Blog/Phased Out
Out of Phase
I'm not always out of step with everyone else, you know. But here I am, it's two thirty in the Canberra morning, everyone in Boston is breaking for lunch, it's winter cold and I've got the heater on, and I can see on the video feed that people there are dressed quite differently (well, they aren't in their pyjamas, for one thing). I'm also in a different hemisphere in just about every way.
But short of actually being there, the online coverage is cool. My wife says my travel budget for the year is pretty well used up, so I'm not there. It's more convenient than squeezing myself into a seat in the back of the airbus and crossing the Pacific, I guess. Not as much fun.
I'm listening to the question period of Brewster Kahle's "Universal Access to All Knowledge" now. And watching Brewster in a little window in the corner as he dances with cameramen and gives incredibly literate and inspiring answers to deep and heartfelt questions.
That's cool. I'm also able to spot a few wikidentities, especially if I blow the window up.
I came in yesterday, Canberra's Saturday morning to Boston's Friday afternoon, and discovered that I'd missed all the live streams for the day. Guess maybe I shouldn't have had breakfast and answered my emails and stuff. I hunted around and found Jimbo's keynote address on the Archives page and listened to that. Inspiring words, and there was even a bit that I found especially interesting, which I carefully transcribed. Everyone should listen to the entire hour-long speech, by the way. Jimbo's a great speaker and sorta fills you up with enthusiasm for whatever he happens to be talking about, which always seems to be some amazing project for the good of humanity in general.

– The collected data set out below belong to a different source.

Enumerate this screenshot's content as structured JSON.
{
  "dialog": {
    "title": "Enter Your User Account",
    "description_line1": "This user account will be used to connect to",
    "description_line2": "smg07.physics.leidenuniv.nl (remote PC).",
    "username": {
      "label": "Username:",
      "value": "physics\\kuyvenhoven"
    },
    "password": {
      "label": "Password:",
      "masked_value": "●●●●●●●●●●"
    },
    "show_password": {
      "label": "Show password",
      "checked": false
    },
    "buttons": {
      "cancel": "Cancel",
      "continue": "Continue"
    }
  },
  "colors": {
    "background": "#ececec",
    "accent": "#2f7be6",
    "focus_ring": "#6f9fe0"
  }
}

The bit I was interested in had to do with making Wikipedia a better experience for non-Wikipedians, because I've found that there's often an abrasive interface between the old hands who know all the guidelines and policies because they basically wrote the book, and "outsiders" who try to help but get thrown off balance by all the jargon and wikiways. Some punk nerd kid with a wikiyear and admin status under his belt gives them a hard time because they aren't doing things the right way and throws them a block to shut them up while they learn how to do things according to the MoS. Yeah, way to attract normal people.
I looked at Recent Changes and was uh, impressed. On WP, it's Niagara Falls, and no one person can possibly keep up. Here, it's slow as treacle dripping from the can, and there's not a lot happening. This may be an artifact of the phenomenom I mentioned in my previous entry, where all the people who are supposed to be updating and transcribing and commentating are busy doing other things, like actually running the show, making sure people get to the right places, have lunch, have wireless access and so on, and they just don't have time to sit down and update. Maybe there's a team of transcribers hard at work somewhere and it's just not filtering onto the wiki.
But what's appearing is all good.
I thought this blog section would be running hot. I guess it is, in a way, because there are any number of bloggers who are posting links, and so I can go cruise external blogsites and share the experience that way.
I hung around on the IRC channel for a while in my afternoon/Boston's early morning. A bit of action, including a Sydneysider who was, like me, wishing he was there. Brion came on and posted links to his funny photos collection. Others talked about drugstores and dorms and hotel rooms (You at the marriot? Ooooh lovely, you go to all the swanky hotels) and all the usual IRC banter.
In a way, this site is more than I can handle. When things are happening, there are two video streams, not to mention all the other stuff, and there's no way I can keep up with everything. On the other hand, there's a lag in updates because the updaters are busy doing actual real-life things. I guess that after the event finishes all the transcripts and archived video will be put up.
Anyway, I'm grateful for what is being made available. And I get to keep all the comforts of home and my high speed internet and ready availability of coffee. On the other hand, as I know from my frenzied attendance at BookCrossing.com conventions around the globe, it's nothing like the same as actually being there and sharing space with some famous names.